These defeats convinced her of the desirability of rousing public opinion to the need of open space and fresh air for the poor; and it was while she was considering this matter that her sister Miranda read, to the pupils at Nottingham Place, a paper on the need of bringing beauty home to the people. This was a scheme, first, for decorating clubs and hospitals and other institutions used by the poor; secondly, for bringing first-class music within their reach; and, lastly, for preserving disused burial grounds and other open spaces. Octavia was so much impressed with her sister’s suggestions that she persuaded Miranda to read her paper again before a meeting of the National Health Society. How much the movement was in advance of the public opinion of that time was shown by more than one incident.

Even on the very occasion when Miranda read her paper to the National Health Society a pause followed the reading; and then a lady started up, and tried to turn away discussion from the subject of the paper by introducing a reference to some new invention, which she considered much more important to health than the securing of open spaces could be. Octavia at once rose, and recalled the audience to the subject of the paper; and some sympathy was roused in the audience.

But, outside that circle, a chorus of scorn came from comic and Society papers; and, if mockery could have stifled a movement, this one would have been nipped in the bud. But cold water sometimes makes such things grow. Several notable and helpful people came to its support; and I well remember that one gentleman was stirred, by the attacks of Punch, to send a subscription to the new Society.

FOUNDATION OF THE KYRLE SOCIETY

The name of the Man of Ross was chosen as the most fitting, badge of the new movement, and Her Royal Highness Princess Louise consented to become the President. Thus the Society which began with a small knot of friends, meeting at Nottingham Place, became widely useful, and Kyrle Societies were formed in other parts of the country, while the London Decorative branch was assisted by such artists as Leighton and William Morris, and the Musical branch was helped for many years by Malcolm Lawson.

When a sub-committee was formed for dealing with open spaces, a very zealous and energetic lady was chosen as Honorary Secretary. She was full of the wrongs suffered by the poor, in the destruction of their rights over commons. Octavia was no less impressed with these grievances; and she took an active share in the work of the Commons Preservation Society; but she felt that the Kyrle Society had a different function from that of the larger and more combative body; and that to secure open spaces, and lay out disused burial grounds, was a work which could not be joined on to the struggles for legal rights undertaken by the Commons Preservation Society. As the Honorary Secretary of the Open Spaces Committee was unable to recognise the desirability of the separation between these two kinds of work, she resigned, and I took her place for a time. Like all good work, this movement led to unexpected consequences; and while much of the preservation of Metropolitan Open Spaces was afterwards undertaken by the Metropolitan Boulevards Association, Octavia, as will be shown later on, took an active part in still wider developments of this and similar undertakings.

Thus it will be seen that the Open Spaces movement had a great many branches ... and its growth was well summarised by Octavia in a remark to her sister Miranda.

When I first began the work, people would say, “I will give money for necessaries for the poor; but I do not see what they want with recreation.” Then after a few years, they said, “I can understand poor people needing amusement; but what good will open spaces do them? And now everybody recognises the importance of open spaces.”
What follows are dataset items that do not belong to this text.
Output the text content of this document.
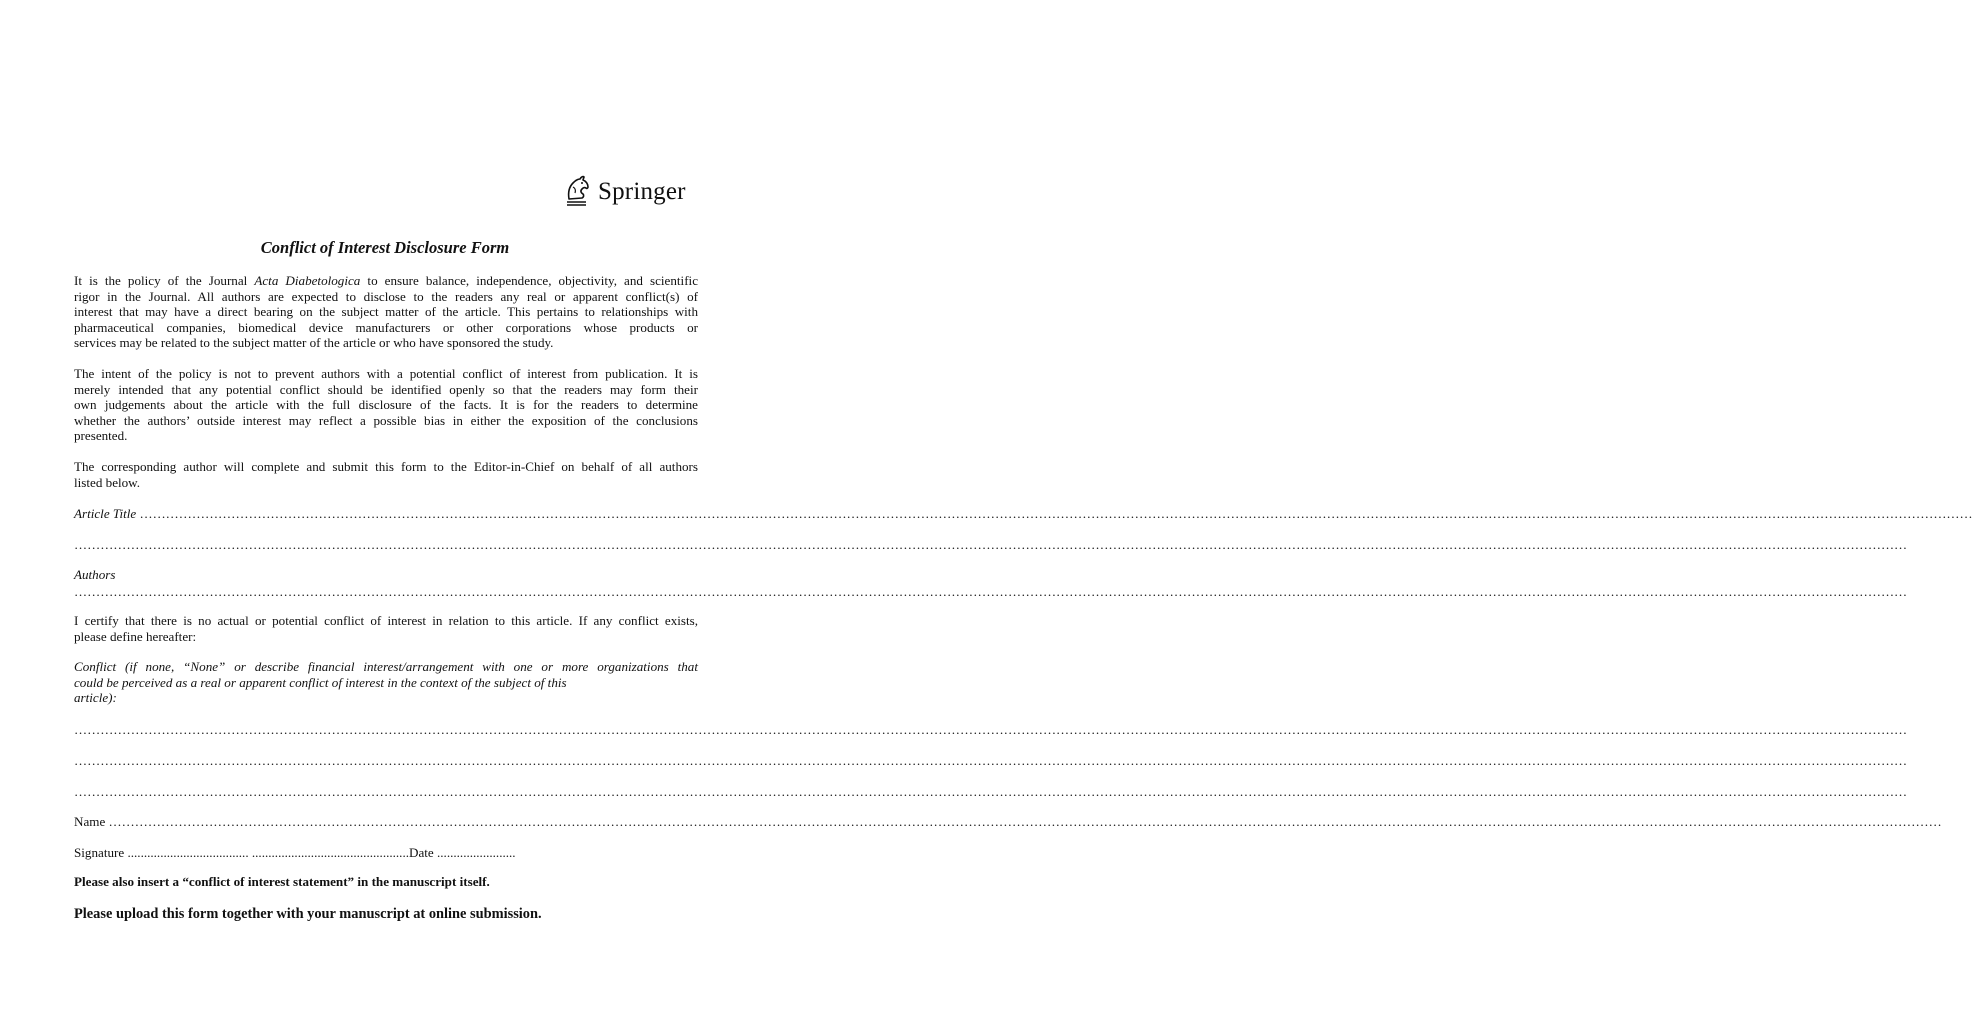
Springer
Conflict of Interest Disclosure Form
It is the policy of the Journal Acta Diabetologica to ensure balance, independence, objectivity, and scientific
rigor in the Journal. All authors are expected to disclose to the readers any real or apparent conflict(s) of
interest that may have a direct bearing on the subject matter of the article. This pertains to relationships with
pharmaceutical companies, biomedical device manufacturers or other corporations whose products or
services may be related to the subject matter of the article or who have sponsored the study.
The intent of the policy is not to prevent authors with a potential conflict of interest from publication. It is
merely intended that any potential conflict should be identified openly so that the readers may form their
own judgements about the article with the full disclosure of the facts. It is for the readers to determine
whether the authors’ outside interest may reflect a possible bias in either the exposition of the conclusions
presented.
The corresponding author will complete and submit this form to the Editor-in-Chief on behalf of all authors
listed below.
Article Title ……………………………………………………………………………………………………………………………………………………………………………………………………………………………………………………………………………………………………………………………………………………………………………………
……………………………………………………………………………………………………………………………………………………………………………………………………………………………………………………………………………………………………………………………………………………………………………………
Authors
……………………………………………………………………………………………………………………………………………………………………………………………………………………………………………………………………………………………………………………………………………………………………………………
I certify that there is no actual or potential conflict of interest in relation to this article. If any conflict exists,
please define hereafter:
Conflict (if none, “None” or describe financial interest/arrangement with one or more organizations that
could be perceived as a real or apparent conflict of interest in the context of the subject of this
article):
……………………………………………………………………………………………………………………………………………………………………………………………………………………………………………………………………………………………………………………………………………………………………………………
……………………………………………………………………………………………………………………………………………………………………………………………………………………………………………………………………………………………………………………………………………………………………………………
……………………………………………………………………………………………………………………………………………………………………………………………………………………………………………………………………………………………………………………………………………………………………………………
Name ……………………………………………………………………………………………………………………………………………………………………………………………………………………………………………………………………………………………………………………………………………………………………………………
Signature ..................................... ................................................Date ........................
Please also insert a “conflict of interest statement” in the manuscript itself.
Please upload this form together with your manuscript at online submission.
This change of public opinion was, no doubt, produced by the joint action of many people; and amongst Octavia’s fellow-workers in this matter none was more sympathetic and efficient than Mr. (now Sir Robert) Hunter. He had taken an active part in the formation of the Open Spaces Committee of the Kyrle Society; as Solicitor of the Commons Preservation Society, he had been able to further, by timely advice, many of the movements for securing the legal rights of the public over various commons and greens; and, while residing in Lincoln’s Inn Fields, he had been the soul of an attempt (then indeed a failure, but the prelude to a more successful effort) to persuade the municipal authorities to throw open the garden of Lincoln’s Inn Fields to the general public. Indeed, with the possible exception of Lord Eversley, the open spaces movement owes more to him than to any other man.

But it will be easily understood that this important movement, even if it had been always successful, must have added a considerable strain to that sense of growing responsibility which was produced by the supervision of the tenants; and when accompanied with the kind of failures which I have mentioned, it often brought much vexation. And this period was also marked by the deaths of two of Octavia’s most valued fellow-workers, Mrs. Nassau Senior (that most lovable and charming sister of Mr. Hughes) and Mr. Cockerell, a most able and sympathetic member of the Committee of the Workmen’s Club, in which Octavia took so deep an interest.